Killian glanced at the list. It contained what he might have expected. Rum and molasses, bottles of brandy and French wines, silks and velvets were listed on the duchesse’s portion of the tablet. Irish butter, hides, wool, flannel homespun, and
slaucan
were listed on the Irish side. He read it again, to confirm that he had missed nothing, and then looked up. “It seems in order, but isn’t something missing?”

O’Donovan and the captain exchanged glances. “What, lad?” O’Donovan questioned through a huge yawn.

“We unloaded at least twice as many crates as there are listed here.

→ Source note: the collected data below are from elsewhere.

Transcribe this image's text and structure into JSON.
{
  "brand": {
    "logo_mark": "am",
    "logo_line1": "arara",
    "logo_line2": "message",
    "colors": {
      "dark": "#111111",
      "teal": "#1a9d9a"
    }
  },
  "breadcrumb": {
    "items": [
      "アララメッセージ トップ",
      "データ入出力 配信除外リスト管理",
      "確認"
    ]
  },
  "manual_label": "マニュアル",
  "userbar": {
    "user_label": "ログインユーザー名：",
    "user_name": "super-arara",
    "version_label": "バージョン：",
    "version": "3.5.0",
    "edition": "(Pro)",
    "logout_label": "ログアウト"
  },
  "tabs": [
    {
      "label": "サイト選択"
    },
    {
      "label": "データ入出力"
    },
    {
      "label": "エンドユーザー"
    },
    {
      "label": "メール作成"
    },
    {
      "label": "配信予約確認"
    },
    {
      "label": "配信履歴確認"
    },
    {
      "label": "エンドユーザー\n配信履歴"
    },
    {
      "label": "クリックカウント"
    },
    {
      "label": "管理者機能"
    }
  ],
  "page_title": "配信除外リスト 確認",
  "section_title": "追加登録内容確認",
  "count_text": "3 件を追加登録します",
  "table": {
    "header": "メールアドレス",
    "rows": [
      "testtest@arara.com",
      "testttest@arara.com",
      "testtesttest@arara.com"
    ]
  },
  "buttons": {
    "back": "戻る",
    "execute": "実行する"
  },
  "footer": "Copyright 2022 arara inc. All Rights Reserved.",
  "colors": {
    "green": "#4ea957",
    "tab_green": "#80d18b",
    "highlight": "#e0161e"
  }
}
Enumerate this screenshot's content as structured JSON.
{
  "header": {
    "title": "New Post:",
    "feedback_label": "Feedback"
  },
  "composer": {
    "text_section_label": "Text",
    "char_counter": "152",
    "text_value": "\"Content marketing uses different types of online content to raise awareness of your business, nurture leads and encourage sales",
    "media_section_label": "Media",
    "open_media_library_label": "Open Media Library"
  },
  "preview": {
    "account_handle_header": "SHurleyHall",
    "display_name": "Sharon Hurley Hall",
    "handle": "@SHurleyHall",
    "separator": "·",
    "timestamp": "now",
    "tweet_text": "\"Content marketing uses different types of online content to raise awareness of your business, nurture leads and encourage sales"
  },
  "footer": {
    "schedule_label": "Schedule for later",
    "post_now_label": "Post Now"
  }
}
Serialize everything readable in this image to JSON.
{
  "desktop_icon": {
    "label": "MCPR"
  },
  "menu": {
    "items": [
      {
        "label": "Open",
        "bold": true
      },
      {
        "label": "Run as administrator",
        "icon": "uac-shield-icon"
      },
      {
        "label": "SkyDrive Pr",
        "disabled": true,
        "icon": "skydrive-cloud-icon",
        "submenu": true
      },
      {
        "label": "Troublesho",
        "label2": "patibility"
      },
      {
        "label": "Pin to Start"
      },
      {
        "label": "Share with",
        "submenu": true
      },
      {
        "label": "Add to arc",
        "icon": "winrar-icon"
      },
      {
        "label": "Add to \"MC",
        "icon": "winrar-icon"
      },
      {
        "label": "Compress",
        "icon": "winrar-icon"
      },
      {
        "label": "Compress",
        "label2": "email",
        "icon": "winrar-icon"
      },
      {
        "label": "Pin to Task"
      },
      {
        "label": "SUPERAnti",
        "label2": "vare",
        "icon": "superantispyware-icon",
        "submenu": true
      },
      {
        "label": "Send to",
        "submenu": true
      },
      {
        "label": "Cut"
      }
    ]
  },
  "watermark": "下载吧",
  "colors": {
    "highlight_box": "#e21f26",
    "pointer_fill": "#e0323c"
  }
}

And why aren’t the kegs of butter and hides we loaded listed?”

O’Donovan shrugged. “Prices vary from month to month so we added a bit to make up the difference. Ventura owed us a bit from his last cargo. Now we’re even again.”

Killian dropped the slate back on the table. Smuggling was too risky a business for even the most honest of men to be granted credit against goods owed. Ventura might sink, be caught, or give up the trade before he could deliver. Cash and barter were the only methods of payment.

He turned to gaze at the swarthy captain. “Does the duchesse know that you accept credit in her behalf?”

“Base-born bastard!” Ventura swore and stood up.

Killian accepted with equanimity the man’s baleful stare. He was much more interested in the sleight-of-hand going on between the first mate and the steward. He cocked his pistol under the table. “I would not do that,” he said softly, his gaze hard on the first mate’s face. “I will kill you and have a shot left over for your captain.”

O’Donovan wheeled about, glaring at the pistol the first mate had pulled. “Have ye completely run mad?” he roared. He tore free his sword from its scabbard and
brought the flat of the blade down across the man’s wrist. The man yelped in pain and the pistol fell to the floor where Cuan quickly scooped it up. “Get him out! Out afore I kill him!” O’Donovan roared. “Cuan, take the captain and crew up on deck till I’ve finished me meal.”

Shoving the captain and first mate before him, Cuan led the men out of the cabin.